Nach und nach gaben die Aspiranten mehrere und allesamt gut platzierte Schüsse ab und setzten dem früheren Vogel so weiter zu, bis Hannes Hüning beim 164. Schuss den verbliebenen Rumpf endlich in Bewegung brachte, aber dennoch nicht ganz zerlegen konnte. Somit war Jürgen Lösing an der Reihe. Folglich ging er ans Schrotgewehr, er löste mit einem versierten Treffer den noch verhältnismäßig fest sitzenden Rest vom Eisen und ein noch stattliches Stück Holz ging krachend zu Boden. Jubel. Der siegreiche Präsident riss die Arme hoch und ließ sich von den versammelten Schützen feiern.

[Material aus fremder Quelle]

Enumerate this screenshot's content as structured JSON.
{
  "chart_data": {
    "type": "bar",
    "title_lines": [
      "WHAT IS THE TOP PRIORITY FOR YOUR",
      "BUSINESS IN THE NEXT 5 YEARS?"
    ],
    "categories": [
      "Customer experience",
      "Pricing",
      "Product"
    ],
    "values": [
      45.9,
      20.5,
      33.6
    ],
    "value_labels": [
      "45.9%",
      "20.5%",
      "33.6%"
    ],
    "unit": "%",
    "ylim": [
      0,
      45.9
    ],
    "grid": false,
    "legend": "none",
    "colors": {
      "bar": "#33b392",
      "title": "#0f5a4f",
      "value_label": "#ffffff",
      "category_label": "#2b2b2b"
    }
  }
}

Anke Knuf zur Königin gewählt – Hannes Hüning Vizekönig

Der erst 19 jährige Hannes Hüning gehörte als neuer Vizekönig zu den ersten Gratulanten. Die Besucher und Schützenbrüder, die das spannende Rennen hinter der Absperrung verfolgt hatten, strömten nun auch zum Schießstand, um den neuen König zu umarmen und zu feiern. Viel Zeit blieb ihnen dabei nicht, denn der Lösing hatte zusammen mit den Adjutanten, seiner erwählten Königin Anke Knuf an Ihrem Wohnort die traditionell formale Aufwartung zu machen. Und noch während diese Zeremonie in entsprechender Abgeschiedenheit abgehalten wurde, begann mit Besuchern und Schützen an der Vogelstange die bekannte Ausklang-Party, die erst bei Dämmerung ein Ende finden sollte.


100 jungen und Mädchen beim Vogelschießen für Kinder am Familiensonntag

Der folgende Sonntag galt wie immer der Familie. Der in diesem Jahr wegen Baumaßnahmen an den Gebäuden der Grundschule etwas anders hergerichtete Platz hinter der Mehrzweckhalle war gefüllt mit Groß und Klein. Für die Kinder gab es ein Vogelschießen, bei dem über 100 Jungen und Mädchen um die Würde des Kinderkönigs bzw. -Königin ringen durften. Wie immer ging es mit einer Armbrust auf einen Vogel aus Hartschaum. Die Vogelstange für die Kinder stand dabei übrigens fast an der Stelle, an der bis 2023 immer die große Stange am Samstag gestanden hatte. Am Ende dieses Wettbewerbes hatte Helge Zingel seine Nase vorn. Zur Königin wählte er seine Schwester Thea.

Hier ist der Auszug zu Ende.